Information Theory, Inference, and Learning Algorithms in J - Ensembles

Unlike in the previous post on 27x27 letter bigrams where we made a joint probability matrix by counting, ensembles are usually defined by a set of conditional and marginal probabilities. To get an intuition for this, let’s write out the simple example given in Example 2.3 (p. 25) in J. But first, here is the definition for an ensemble.

An ensemble X is a triple $(x,A_x,P_x)$ where x is an outcome taking on values from $A_x = \{a_1, …, a_I\}$, with associated probabilities $P_x = \{p_1, …, p_I\}$

A joint ensemble XY is an ensemble where each outcome is an order pair (x,y) (also written xy), where $x \in A_x = \{a_1,…,a_I\}$, $y \in A_y = \{b_1,…,b_J\}$, and $P(x,y)$ is called the joint probability of x and y.

(Mackay 03)

Now for the example:

Jo wakes up not feeling well and the doctor orders a test for a disease. The test is 95% reliable, and 1% of Jo’s age and background have the disease. If the test is positive, what is the probability Jo has the disease?

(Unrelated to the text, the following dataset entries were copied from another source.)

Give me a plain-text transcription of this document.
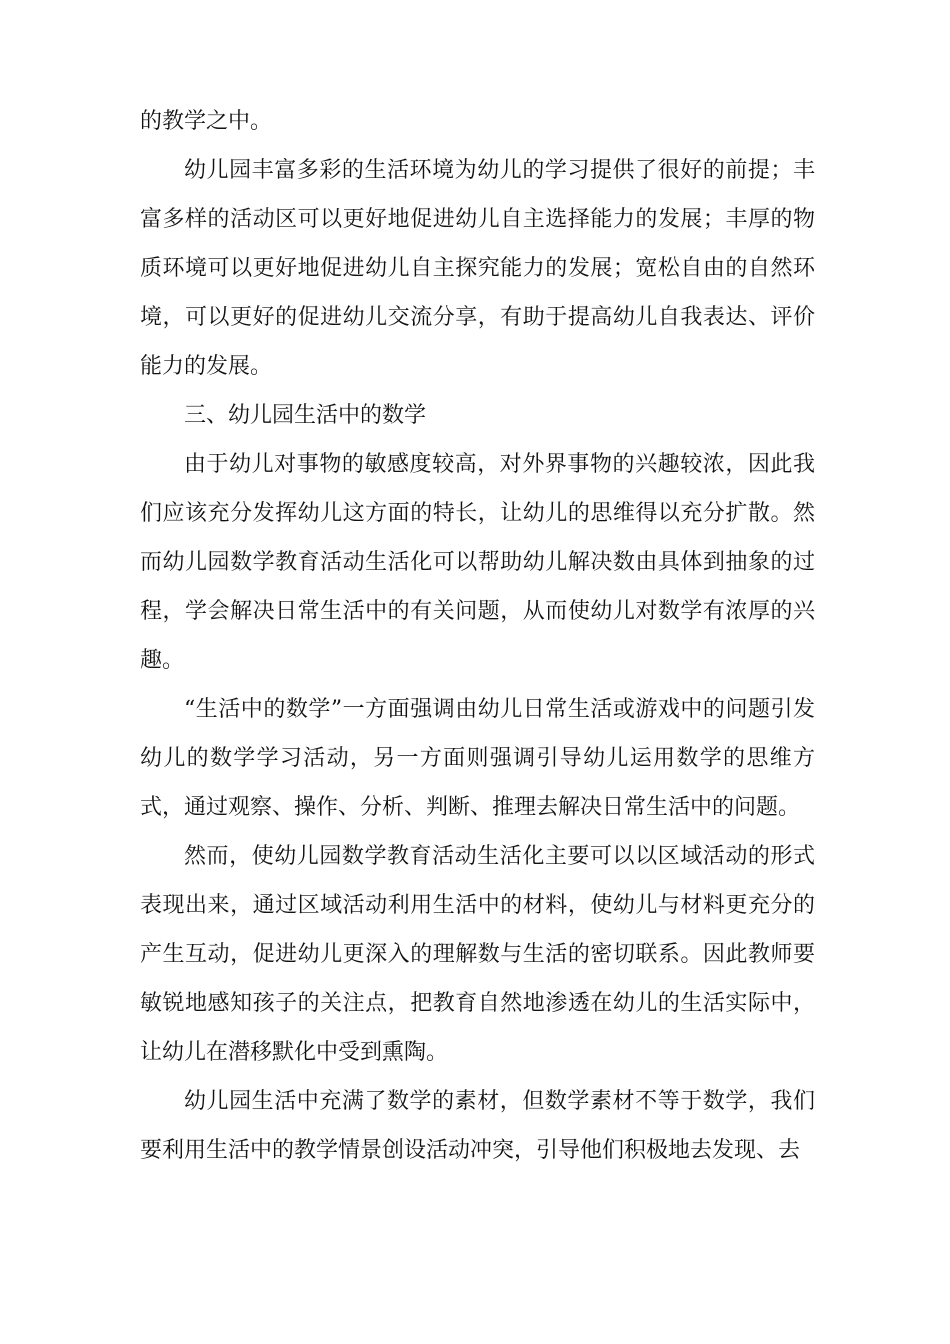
的教学之中。

幼儿园丰富多彩的生活环境为幼儿的学习提供了很好的前提；丰富多样的活动区可以更好地促进幼儿自主选择能力的发展；丰厚的物质环境可以更好地促进幼儿自主探究能力的发展；宽松自由的自然环境，可以更好的促进幼儿交流分享，有助于提高幼儿自我表达、评价能力的发展。

三、幼儿园生活中的数学

由于幼儿对事物的敏感度较高，对外界事物的兴趣较浓，因此我们应该充分发挥幼儿这方面的特长，让幼儿的思维得以充分扩散。然而幼儿园数学教育活动生活化可以帮助幼儿解决数由具体到抽象的过程，学会解决日常生活中的有关问题，从而使幼儿对数学有浓厚的兴趣。

“生活中的数学”一方面强调由幼儿日常生活或游戏中的问题引发幼儿的数学学习活动，另一方面则强调引导幼儿运用数学的思维方式，通过观察、操作、分析、判断、推理去解决日常生活中的问题。

然而，使幼儿园数学教育活动生活化主要可以以区域活动的形式表现出来，通过区域活动利用生活中的材料，使幼儿与材料更充分的产生互动，促进幼儿更深入的理解数与生活的密切联系。因此教师要敏锐地感知孩子的关注点，把教育自然地渗透在幼儿的生活实际中，让幼儿在潜移默化中受到熏陶。

幼儿园生活中充满了数学的素材，但数学素材不等于数学，我们要利用生活中的教学情景创设活动冲突，引导他们积极地去发现、去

If we define variables disease and test as

  • disease=0 => Jo doesn’t have the disease
  • disease=1 => Jo has the disease
  • test=0 => the test is negative for the disease
  • test=1 => the test is positive for the disease

then the probabilities given are

  • $P(test=0 | disease=0) = 5\%$
  • $P(test=1 | disease=1) = 95\%$
  • $P(disease=0) = 99\%$
  • $P(disease=1) = 1\%$

To start, we represent $P(test=j|disease=i) = P_{i,j}$ as a matrix ptest_disease where rows represent disease and columns represent test:

  NB. Conditional probability P(test|disease)
  ]ptest_disease=: 2 2 $ 0.95 0.05 0.05 0.95
0.95 0.05
0.05 0.95

and the marginal probability $P(disease=i)$ as a vector

 NB. Marginal probability P(disease)
 ]pdisease=: 0.99 0.01 
0.99 0.01

Then we can compute the joint probability by multiplying the two, since $P(test,disease) = P(test|disease) P(disease)$

 NB. joint P(test,disease)
 ]joint=: ptest_disease * pdisease 
0.9405 0.0495
0.0005 0.0095

Now that we have the joint probability, we can calculate any probability that we are interested in. To answer the original question, what is $P(disease=1|test=1)$, we divide each column of joint by it’s sum, since $P(disease|test) = \frac{P(disease,test)}{P(disease)}$

 NB. P(disease|test)
 ]pdisease_test=: (%"1 +/) joint
0.999469 0.838983
0.00053135 0.161017

and we see that $P(disease=1|test=1)$ is 16%. So even though the test is 95% accurate, because it’s a rare disease it’s more likely the test is giving a false positive than Jo has the disease.